DEB-Team in Abstiegsrunde
Debakel für Poss-Team

Die deutsche Eishockey-Nationalmannschaft hat gegen die Schweiz eine bittere Pleite eingesteckt. Besonders enttäuschten im DEB-Team Kapitän Jan Benda, der eine unnötige Spieldauerdisziplinarstrafe erhielt, und Goalie Oliver Jonas, der eine schwache Partie bot. Jetzt droht der Abstieg.

HB WIEN. Die desolate DEB-Auswahl muss nach dem 1:5 (1:1, 0:1, 0:3) gegen die Schweiz erstmals seit 1998 den bitteren Gang in die Abstiegsrunde antreten und trifft dort an diesem Freitag (16.15 Uhr) in Wien auf Gastgeber Österreich. Weitere Kontrahenten sind am Montag (12.15 Uhr) Slowenien und am Dienstag (12.15 Uhr) Dänemark. Beide Partien finden in Innsbruck statt.

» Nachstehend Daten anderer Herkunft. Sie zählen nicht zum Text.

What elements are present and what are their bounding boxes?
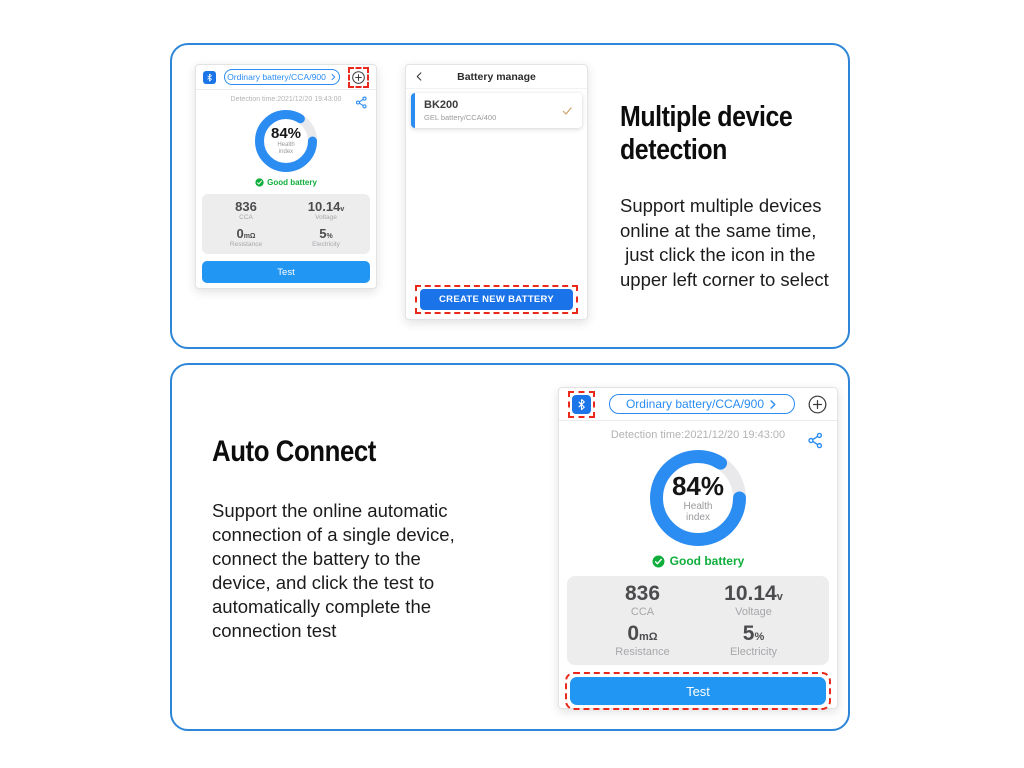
battery-status: Good battery xyxy=(196,178,376,187)
feature-multiple-device: Multiple device detection Support multip… xyxy=(620,101,852,292)
add-device-plus-icon[interactable] xyxy=(351,70,366,85)
phone-dashboard-large: Ordinary battery/CCA/900 Detection time:… xyxy=(558,387,838,710)
phone-battery-manage: Battery manage BK200 GEL battery/CCA/400… xyxy=(405,64,588,320)
device-selector-pill[interactable]: Ordinary battery/CCA/900 xyxy=(224,69,340,85)
feature-heading: Multiple device detection xyxy=(620,101,793,166)
battery-list-item[interactable]: BK200 GEL battery/CCA/400 xyxy=(411,93,582,128)
battery-name: BK200 xyxy=(424,99,459,111)
stat-resistance: 0mΩ Resistance xyxy=(615,622,670,658)
detection-time: Detection time:2021/12/20 19:43:00 xyxy=(610,429,786,441)
app-header: Ordinary battery/CCA/900 xyxy=(559,388,837,421)
panel-multiple-device: Ordinary battery/CCA/900 Detection time:… xyxy=(170,43,850,349)
chevron-right-icon xyxy=(770,399,776,409)
share-icon[interactable] xyxy=(355,96,368,109)
highlight-box-bluetooth xyxy=(568,390,595,418)
stat-cca: 836 CCA xyxy=(235,199,257,221)
highlight-box-create: CREATE NEW BATTERY xyxy=(415,285,578,314)
battery-status: Good battery xyxy=(559,554,837,568)
device-selector-pill[interactable]: Ordinary battery/CCA/900 xyxy=(609,394,795,414)
battery-status-label: Good battery xyxy=(669,554,745,568)
health-gauge: 84% Health index xyxy=(650,450,746,546)
battery-status-label: Good battery xyxy=(267,178,317,187)
create-new-battery-button[interactable]: CREATE NEW BATTERY xyxy=(420,289,573,310)
manage-header: Battery manage xyxy=(406,65,587,89)
panel-auto-connect: Auto Connect Support the online automati… xyxy=(170,363,850,731)
highlight-box-add-device xyxy=(348,66,369,88)
check-circle-icon xyxy=(652,555,665,567)
detection-time: Detection time:2021/12/20 19:43:00 xyxy=(230,96,342,103)
feature-body: Support the online automatic connection … xyxy=(212,500,455,641)
stat-cca: 836 CCA xyxy=(624,582,661,618)
health-index-label: Health index xyxy=(683,501,713,523)
stat-electricity: 5% Electricity xyxy=(312,226,340,248)
share-icon[interactable] xyxy=(807,432,824,449)
back-icon[interactable] xyxy=(414,71,425,82)
stats-grid: 836 CCA 10.14v Voltage 0mΩ Resistance 5% Ele… xyxy=(567,576,829,665)
check-circle-icon xyxy=(255,178,264,187)
stat-voltage: 10.14v Voltage xyxy=(307,199,345,221)
selected-check-icon xyxy=(562,106,572,115)
health-percent: 84% xyxy=(270,125,302,142)
stats-grid: 836 CCA 10.14v Voltage 0mΩ Resistance 5% Ele… xyxy=(202,194,370,254)
stat-resistance: 0mΩ Resistance xyxy=(229,226,263,248)
app-header: Ordinary battery/CCA/900 xyxy=(196,65,376,90)
stat-voltage: 10.14v Voltage xyxy=(724,582,783,618)
highlight-box-test: Test xyxy=(565,672,831,710)
chevron-right-icon xyxy=(331,73,336,81)
test-button[interactable]: Test xyxy=(202,261,370,283)
bluetooth-icon[interactable] xyxy=(203,70,216,84)
feature-auto-connect: Auto Connect Support the online automati… xyxy=(212,435,484,643)
device-selector-label: Ordinary battery/CCA/900 xyxy=(625,397,765,411)
bluetooth-icon[interactable] xyxy=(572,394,591,414)
stat-electricity: 5% Electricity xyxy=(729,622,778,658)
health-gauge: 84% Health index xyxy=(255,110,317,172)
battery-type: GEL battery/CCA/400 xyxy=(424,113,497,122)
feature-body: Support multiple devices online at the s… xyxy=(620,195,829,290)
health-percent: 84% xyxy=(671,471,725,501)
phone-dashboard-small: Ordinary battery/CCA/900 Detection time:… xyxy=(195,64,377,289)
feature-heading: Auto Connect xyxy=(212,435,376,468)
test-button[interactable]: Test xyxy=(570,677,826,705)
screen-title: Battery manage xyxy=(457,70,536,83)
device-selector-label: Ordinary battery/CCA/900 xyxy=(227,72,326,82)
selected-indicator-bar xyxy=(411,93,415,128)
health-index-label: Health index xyxy=(277,142,295,155)
add-device-plus-icon[interactable] xyxy=(807,394,828,415)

Vor 7500 Zuschauern in der Wiener Stadthalle reichte das erste Tor des Kölner WM-Debütanten Sebastian Furchner in der 16. Minute nicht zum dringend benötigten ersten Sieg für die DEB-Auswahl. Ivo Rüthemann (6.), Martin Plüss (29. und 52.), Patrick Fischer (49. ) und Beat Forster (52.), als Poss acht Minuten vor dem Ende Torhüter Oliver Jonas rausgenommen hatte, besiegelten die bittere 40. deutsche Niederlage im 115. Derby der Erzrivalen.

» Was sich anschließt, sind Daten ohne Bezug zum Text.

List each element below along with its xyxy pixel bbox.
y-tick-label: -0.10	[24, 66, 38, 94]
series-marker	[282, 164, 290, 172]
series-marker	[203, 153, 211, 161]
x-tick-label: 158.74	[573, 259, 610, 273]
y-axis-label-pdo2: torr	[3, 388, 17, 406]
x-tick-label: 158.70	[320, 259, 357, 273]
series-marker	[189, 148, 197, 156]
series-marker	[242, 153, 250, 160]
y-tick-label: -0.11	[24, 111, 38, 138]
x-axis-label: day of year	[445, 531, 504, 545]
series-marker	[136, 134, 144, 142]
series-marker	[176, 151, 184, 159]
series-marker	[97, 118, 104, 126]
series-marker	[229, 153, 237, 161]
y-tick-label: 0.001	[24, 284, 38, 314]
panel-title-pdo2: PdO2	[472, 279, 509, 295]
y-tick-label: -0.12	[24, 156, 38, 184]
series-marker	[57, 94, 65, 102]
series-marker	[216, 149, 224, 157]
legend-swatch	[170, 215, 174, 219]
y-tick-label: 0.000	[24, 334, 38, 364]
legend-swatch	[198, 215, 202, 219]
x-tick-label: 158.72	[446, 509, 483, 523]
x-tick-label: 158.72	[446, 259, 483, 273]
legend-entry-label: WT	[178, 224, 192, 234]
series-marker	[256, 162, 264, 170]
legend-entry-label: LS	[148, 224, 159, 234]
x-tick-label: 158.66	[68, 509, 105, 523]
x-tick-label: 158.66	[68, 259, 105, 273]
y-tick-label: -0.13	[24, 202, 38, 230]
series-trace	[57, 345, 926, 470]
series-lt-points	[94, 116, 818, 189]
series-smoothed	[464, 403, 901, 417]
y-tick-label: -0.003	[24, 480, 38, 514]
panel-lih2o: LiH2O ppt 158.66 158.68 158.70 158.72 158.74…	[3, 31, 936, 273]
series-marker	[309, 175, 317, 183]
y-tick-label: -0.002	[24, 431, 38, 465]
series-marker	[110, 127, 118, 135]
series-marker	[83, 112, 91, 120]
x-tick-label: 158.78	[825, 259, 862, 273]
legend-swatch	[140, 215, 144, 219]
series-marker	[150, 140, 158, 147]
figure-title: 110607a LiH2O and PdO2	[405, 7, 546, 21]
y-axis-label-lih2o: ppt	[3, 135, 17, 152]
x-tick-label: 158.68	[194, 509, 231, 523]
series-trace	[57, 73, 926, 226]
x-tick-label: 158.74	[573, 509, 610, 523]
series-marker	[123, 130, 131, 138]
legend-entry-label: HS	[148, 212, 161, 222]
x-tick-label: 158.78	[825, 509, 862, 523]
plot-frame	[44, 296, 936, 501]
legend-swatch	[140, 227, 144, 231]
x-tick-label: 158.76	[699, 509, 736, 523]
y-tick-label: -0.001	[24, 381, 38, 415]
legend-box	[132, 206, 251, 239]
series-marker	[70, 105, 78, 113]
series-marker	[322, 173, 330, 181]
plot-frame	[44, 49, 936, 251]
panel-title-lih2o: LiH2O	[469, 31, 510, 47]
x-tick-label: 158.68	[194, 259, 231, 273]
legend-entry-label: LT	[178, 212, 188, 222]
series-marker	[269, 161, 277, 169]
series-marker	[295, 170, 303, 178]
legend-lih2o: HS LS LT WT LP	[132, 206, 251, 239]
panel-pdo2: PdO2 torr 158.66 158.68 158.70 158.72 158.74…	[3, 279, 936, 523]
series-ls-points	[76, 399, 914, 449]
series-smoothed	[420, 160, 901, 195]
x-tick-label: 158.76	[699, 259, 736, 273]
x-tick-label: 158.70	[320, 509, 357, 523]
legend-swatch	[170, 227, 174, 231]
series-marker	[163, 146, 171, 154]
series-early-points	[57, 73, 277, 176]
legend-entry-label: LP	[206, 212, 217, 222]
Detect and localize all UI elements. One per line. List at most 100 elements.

Für Poss, der noch immer auf sein erstes WM-Erfolgserlebnis wartet, war es bereits die 14. Pleite im 19. Spiel als Bundestrainer. Gegen die Schweiz hatte eine deutsche Mannschaft zuletzt 1965 beim 1:6 bei einer WM so hoch verloren.Während die Eidgenossen wieder das Viertelfinale ins Visier nehmen, hat die Auswahl des Deutschen Eishockey-Bundes ihren achten Platz in der Weltrangliste definitiv verloren. Und es kann noch schlimmer kommen: In der Relegation gegen Österreich sowie in den weiteren Spielen in Innsbruck am Montag (12.15 Uhr) gegen Aufsteiger Slowenien und am Dienstag (12.15 Uhr) gegen Dänemark muss die deutsche Mannschaft mindestens Zweiter werden, um den Abstieg zu vermeiden.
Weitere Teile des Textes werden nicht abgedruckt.